Zeng Lanting, Liao Yinyin, Li Jianlong, Zhou Ying, Tang Jinchi, Dong Fang, Yang Ziyin
Guangdong Provincial Key Laboratory of Applied Botany & Key Laboratory of South China Agricultural Plant Molecular Analysis and Genetic Improvement, South China Botanical Garden, Chinese Academy of Sciences, Xingke Road 723, Tianhe District, Guangzhou 510650, China; University of Chinese Academy of Sciences, No. 19A Yuquan Road, Beijing 100049, China.
Tea Research Institute, Guangdong Academy of Agricultural Sciences & Guangdong Provincial Key Laboratory of Tea Plant Resources Innovation and Utilization, Dafeng Road 6, Tianhe District, Guangzhou 510640, China.
Plant Sci. 2017 Nov;264:29-36. doi: 10.1016/j.plantsci.2017.08.005. Epub 2017 Aug 18.
Herbivore-induced plant volatiles (HIPVs) act as direct defenses against herbivores and as indirect defenses by attracting herbivore enemies. However, the involvement of HIPVs in within-plant or plant-to-plant signaling is not fully clarified. Furthermore, in contrast to model plants, HIPV signaling roles in crops have hardly been reported. Here, we investigated HIPVs emitted from tea (Camellia sinensis) plants, an important crop used for beverages, and their involvement in tea plant-to-plant signaling. To ensure uniform and sufficient exposure to HIPVs, jasmonic acid combined with mechanical damage (JAMD) was used to simulate herbivore attacks. Metabonomics techniques based on ultra-performance liquid chromatography/quadrupole time-of-flight mass spectrometry and gas chromatography-mass spectrometry were employed to determine metabolite changes in undamaged tea plants exposed to JAMD-stimulated volatiles. JAMD-stimulated volatiles mainly enhanced the amounts of 1-O-galloyl-6-O-luteoyl-α-d-glucose, assamicain C, 2,3,4,5-tetrahydroxy-6-oxohexyl gallate, quercetagitrin, 2-(2-(3,4-dihydroxyphenyl)-5,7-dihydroxy-4-oxo-4H-chromen-8-yl)-4,5-dihydroxy-6-(hydroxymethyl)-tetrahydro-2H-pyran-3-yl, 3,4-dimethoxybenzoate, 1,3,4,5,6,7-hexahydroxyheptan-2-one, and methyl gallate in neighboring undamaged tea leaves.
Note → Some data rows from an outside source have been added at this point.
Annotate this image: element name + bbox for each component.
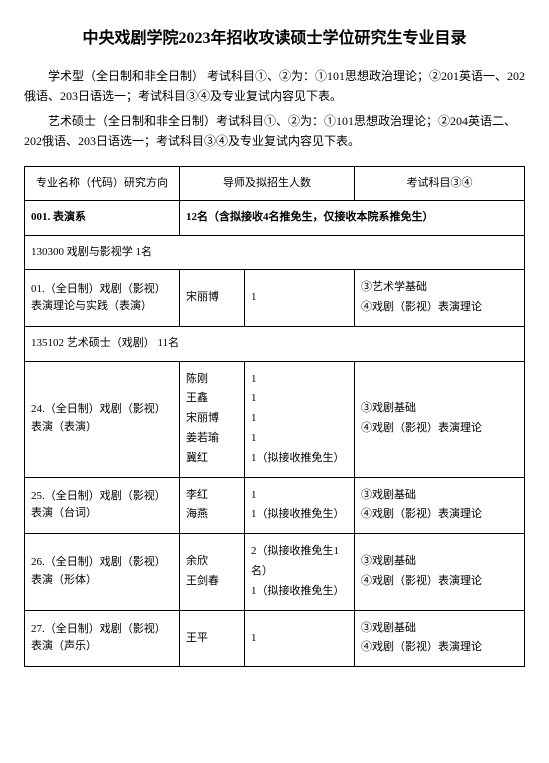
subject-row-135102: 135102 艺术硕士（戏剧） 11名 [25, 326, 525, 361]
department-row: 001. 表演系 12名（含拟接收4名推免生，仅接收本院系推免生） [25, 201, 525, 236]
subject-130300: 130300 戏剧与影视学 1名 [25, 235, 525, 270]
cell-major: 01.（全日制）戏剧（影视）表演理论与实践（表演） [25, 270, 180, 327]
table-row: 26.（全日制）戏剧（影视）表演（形体） 余欣王剑春 2（拟接收推免生1名）1（… [25, 534, 525, 610]
cell-exam: ③戏剧基础④戏剧（影视）表演理论 [355, 477, 525, 534]
cell-num: 11（拟接收推免生） [245, 477, 355, 534]
cell-advisor: 李红海燕 [180, 477, 245, 534]
department-quota: 12名（含拟接收4名推免生，仅接收本院系推免生） [180, 201, 525, 236]
table-row: 25.（全日制）戏剧（影视）表演（台词） 李红海燕 11（拟接收推免生） ③戏剧… [25, 477, 525, 534]
cell-advisor: 宋丽博 [180, 270, 245, 327]
cell-major: 26.（全日制）戏剧（影视）表演（形体） [25, 534, 180, 610]
header-exam: 考试科目③④ [355, 166, 525, 201]
cell-exam: ③戏剧基础④戏剧（影视）表演理论 [355, 361, 525, 477]
intro-block: 学术型（全日制和非全日制） 考试科目①、②为：①101思想政治理论；②201英语… [24, 66, 525, 152]
cell-num: 11111（拟接收推免生） [245, 361, 355, 477]
table-header-row: 专业名称（代码）研究方向 导师及拟招生人数 考试科目③④ [25, 166, 525, 201]
intro-paragraph-1: 学术型（全日制和非全日制） 考试科目①、②为：①101思想政治理论；②201英语… [24, 66, 525, 107]
cell-num: 1 [245, 270, 355, 327]
cell-exam: ③戏剧基础④戏剧（影视）表演理论 [355, 534, 525, 610]
department-code: 001. 表演系 [25, 201, 180, 236]
cell-exam: ③戏剧基础④戏剧（影视）表演理论 [355, 610, 525, 667]
header-advisor: 导师及拟招生人数 [180, 166, 355, 201]
cell-exam: ③艺术学基础④戏剧（影视）表演理论 [355, 270, 525, 327]
table-row: 01.（全日制）戏剧（影视）表演理论与实践（表演） 宋丽博 1 ③艺术学基础④戏… [25, 270, 525, 327]
cell-advisor: 余欣王剑春 [180, 534, 245, 610]
subject-135102: 135102 艺术硕士（戏剧） 11名 [25, 326, 525, 361]
catalog-table: 专业名称（代码）研究方向 导师及拟招生人数 考试科目③④ 001. 表演系 12… [24, 166, 525, 668]
intro-paragraph-2: 艺术硕士（全日制和非全日制）考试科目①、②为：①101思想政治理论；②204英语… [24, 111, 525, 152]
cell-num: 1 [245, 610, 355, 667]
cell-major: 24.（全日制）戏剧（影视）表演（表演） [25, 361, 180, 477]
cell-num: 2（拟接收推免生1名）1（拟接收推免生） [245, 534, 355, 610]
header-major: 专业名称（代码）研究方向 [25, 166, 180, 201]
subject-row-130300: 130300 戏剧与影视学 1名 [25, 235, 525, 270]
page-title: 中央戏剧学院2023年招收攻读硕士学位研究生专业目录 [24, 24, 525, 48]
table-row: 27.（全日制）戏剧（影视）表演（声乐） 王平 1 ③戏剧基础④戏剧（影视）表演… [25, 610, 525, 667]
cell-major: 27.（全日制）戏剧（影视）表演（声乐） [25, 610, 180, 667]
cell-advisor: 王平 [180, 610, 245, 667]
cell-advisor: 陈刚王鑫宋丽博姜若瑜冀红 [180, 361, 245, 477]
cell-major: 25.（全日制）戏剧（影视）表演（台词） [25, 477, 180, 534]
table-row: 24.（全日制）戏剧（影视）表演（表演） 陈刚王鑫宋丽博姜若瑜冀红 11111（… [25, 361, 525, 477]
Furthermore, α-farnesene and β-ocimene, which were produced after JAMD treatments, were identified as two main JAMD-stimulated volatiles altering metabolite profiles of the neighboring undamaged tea leaves. This research advances our understanding of the ecological functions of HIPVs and can be used to develop crop biological control agents against pest insects in the future.
植食性昆虫诱导植物产生的挥发物(HIPVs)可作为对植食性昆虫的直接防御,并通过吸引植食性昆虫的天敌起到间接防御作用。然而,HIPVs在植物内部或植物间信号传导中的作用尚未完全阐明。此外,与模式植物相比,HIPVs在作物中的信号传导作用鲜有报道。在此,我们研究了作为重要饮料作物的茶树(Camellia sinensis)释放的HIPVs及其在茶树间信号传导中的作用。为确保对HIPVs有均匀且充足的暴露,采用茉莉酸联合机械损伤(JAMD)来模拟植食性昆虫的攻击。运用基于超高效液相色谱/四极杆飞行时间质谱和气相色谱 - 质谱的代谢组学技术,来测定未受损茶树在暴露于JAMD刺激挥发物后的代谢物变化。JAMD刺激挥发物主要增加了相邻未受损茶叶中1 - O - 没食子酰基 - 6 - O - 木犀草酰基 - α - D - 葡萄糖、阿萨姆卡因C、2,3,4,5 - 四羟基 - 6 - 氧代己基没食子酸酯、槲皮苷、2 - (2 - (3,4 - 二羟基苯基) - 5,7 - 二羟基 - 4 - 氧代 - 4H - 色烯 - 8 - 基) - 4,5 - 二羟基 - 6 - (羟甲基) - 四氢 - 2H - 吡喃 - 3 - 基、3,4 - 二甲氧基苯甲酸酯、1,3,4,5,6,7 - 六羟基庚烷 - 2 - 酮和没食子酸甲酯的含量。此外,JAMD处理后产生的α - 法尼烯和β - 罗勒烯被鉴定为改变相邻未受损茶叶代谢物谱的两种主要JAMD刺激挥发物。这项研究推进了我们对HIPVs生态功能的理解,并可用于未来开发针对害虫的作物生物防治剂。